Like all conductors I’ve heard except the late much missed Giuseppe Sinopoli, Dudamel fails to enjoy the full quality the woodwind writing in the second half of the opening salvo. That’s my only complaint about this magnificent recording (and it’s common to every recording I encounter). I only follow scores but wonder how many times we miss little wonders like the patch of delicate filigree woodwind just after rehearsal number 225. That gripe aside - and it is slight - the movement moves with pace and increasing excitement all coming from a pretty straight reading of Mahler’s most euphoric construction. It’s a odd movement full of false starts and dead ends and yet as it builds these seem part of a vast pattern too big to be seen from the viewpoint of the casual observer. There’s much to enjoy and Dudamel allows his players time to play without letting the journey sag.
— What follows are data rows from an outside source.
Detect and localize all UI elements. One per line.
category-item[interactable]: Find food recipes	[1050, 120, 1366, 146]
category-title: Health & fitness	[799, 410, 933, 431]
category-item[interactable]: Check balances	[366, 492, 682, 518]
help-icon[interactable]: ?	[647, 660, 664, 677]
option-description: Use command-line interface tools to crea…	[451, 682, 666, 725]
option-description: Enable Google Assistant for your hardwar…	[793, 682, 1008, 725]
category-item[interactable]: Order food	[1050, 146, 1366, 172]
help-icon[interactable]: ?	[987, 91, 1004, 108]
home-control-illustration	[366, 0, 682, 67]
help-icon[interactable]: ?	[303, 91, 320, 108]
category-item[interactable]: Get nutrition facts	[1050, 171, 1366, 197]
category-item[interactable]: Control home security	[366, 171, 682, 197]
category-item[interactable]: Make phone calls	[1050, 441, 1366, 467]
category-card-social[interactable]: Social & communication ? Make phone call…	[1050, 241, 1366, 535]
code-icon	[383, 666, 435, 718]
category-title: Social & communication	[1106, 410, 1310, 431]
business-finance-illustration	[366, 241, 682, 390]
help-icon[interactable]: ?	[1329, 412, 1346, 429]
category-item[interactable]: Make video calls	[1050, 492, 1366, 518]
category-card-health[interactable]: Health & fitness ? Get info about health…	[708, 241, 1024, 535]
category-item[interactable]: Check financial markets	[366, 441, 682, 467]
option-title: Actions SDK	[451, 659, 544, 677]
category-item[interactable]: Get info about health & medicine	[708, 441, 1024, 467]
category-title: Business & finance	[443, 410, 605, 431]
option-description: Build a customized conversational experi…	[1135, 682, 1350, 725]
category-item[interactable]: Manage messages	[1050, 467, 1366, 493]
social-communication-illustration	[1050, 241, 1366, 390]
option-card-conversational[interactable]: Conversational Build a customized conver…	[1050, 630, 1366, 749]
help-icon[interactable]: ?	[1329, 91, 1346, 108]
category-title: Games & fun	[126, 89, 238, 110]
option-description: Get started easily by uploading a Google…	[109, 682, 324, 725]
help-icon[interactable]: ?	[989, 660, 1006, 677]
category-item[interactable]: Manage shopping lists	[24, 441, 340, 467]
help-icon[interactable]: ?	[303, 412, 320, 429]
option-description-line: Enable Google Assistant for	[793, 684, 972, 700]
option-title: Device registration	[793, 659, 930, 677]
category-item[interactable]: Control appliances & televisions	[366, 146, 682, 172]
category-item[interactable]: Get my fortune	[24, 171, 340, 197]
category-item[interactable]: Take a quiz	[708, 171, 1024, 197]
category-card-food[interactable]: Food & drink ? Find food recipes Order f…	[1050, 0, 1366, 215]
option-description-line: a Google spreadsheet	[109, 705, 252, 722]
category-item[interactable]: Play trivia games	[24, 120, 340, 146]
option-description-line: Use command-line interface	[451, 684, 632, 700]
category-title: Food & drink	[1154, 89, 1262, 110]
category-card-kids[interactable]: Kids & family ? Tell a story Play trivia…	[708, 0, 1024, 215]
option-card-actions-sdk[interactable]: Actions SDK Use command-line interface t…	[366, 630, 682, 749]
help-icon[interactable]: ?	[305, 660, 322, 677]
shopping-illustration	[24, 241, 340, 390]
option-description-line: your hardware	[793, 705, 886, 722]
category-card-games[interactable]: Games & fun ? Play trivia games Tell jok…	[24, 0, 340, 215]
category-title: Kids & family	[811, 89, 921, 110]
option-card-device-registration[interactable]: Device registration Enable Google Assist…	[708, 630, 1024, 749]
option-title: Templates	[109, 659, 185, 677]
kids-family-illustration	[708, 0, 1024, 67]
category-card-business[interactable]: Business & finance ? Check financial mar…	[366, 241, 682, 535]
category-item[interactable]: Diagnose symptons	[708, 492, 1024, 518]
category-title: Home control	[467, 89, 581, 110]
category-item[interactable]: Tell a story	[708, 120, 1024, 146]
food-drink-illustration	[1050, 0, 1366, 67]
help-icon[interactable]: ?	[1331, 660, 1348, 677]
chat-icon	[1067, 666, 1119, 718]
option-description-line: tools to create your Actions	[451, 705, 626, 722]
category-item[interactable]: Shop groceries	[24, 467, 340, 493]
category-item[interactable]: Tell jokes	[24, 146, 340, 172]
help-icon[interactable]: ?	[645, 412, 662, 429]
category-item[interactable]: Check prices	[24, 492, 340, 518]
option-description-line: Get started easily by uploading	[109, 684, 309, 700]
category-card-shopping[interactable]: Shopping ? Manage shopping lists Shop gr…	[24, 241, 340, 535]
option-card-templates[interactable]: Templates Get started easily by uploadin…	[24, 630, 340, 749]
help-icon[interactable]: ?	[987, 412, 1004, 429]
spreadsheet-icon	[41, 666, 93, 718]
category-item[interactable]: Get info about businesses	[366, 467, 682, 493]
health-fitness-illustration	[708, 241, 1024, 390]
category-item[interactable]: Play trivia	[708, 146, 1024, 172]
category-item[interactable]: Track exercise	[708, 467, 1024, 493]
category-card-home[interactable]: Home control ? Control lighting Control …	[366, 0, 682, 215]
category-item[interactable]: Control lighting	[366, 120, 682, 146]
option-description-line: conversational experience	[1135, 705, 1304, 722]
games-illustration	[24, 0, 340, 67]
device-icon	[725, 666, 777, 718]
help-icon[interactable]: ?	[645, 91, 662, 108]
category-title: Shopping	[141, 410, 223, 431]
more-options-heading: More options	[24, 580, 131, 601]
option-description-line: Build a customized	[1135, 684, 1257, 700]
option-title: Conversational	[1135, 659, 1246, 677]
About halfway through Dudamel press the pace hard and allows the orchestra full voice in the tutti that then collapses under it’s own weight back to trills and fragments. Here we encounter the fullest glory of this modern recording in a spacious acoustic. One could wish that all recordings had this level of detail - but it is a forlorn hope. With the bit between his teeth the conductor and his band send us into the final five minutes with an acute judgement of pace and dramatic orchestration. As the tutti build and the full orchestra is heard and the nonsensical “sort of variations on themes or bits of them related to something by Wagner” plays out we get sense truly of Mahler’s potential to speak in plain terms. This excitement is purely musical without any transcendental or authorial programme and these forces realise it with aplomb and with mannerism.
Bravo the Simon Bolivar Orchestra of Venezuela and Bravo Dudamel!
Bravo the Simon Bolivar Orchestra of Venezuela and Bravo Dudamel!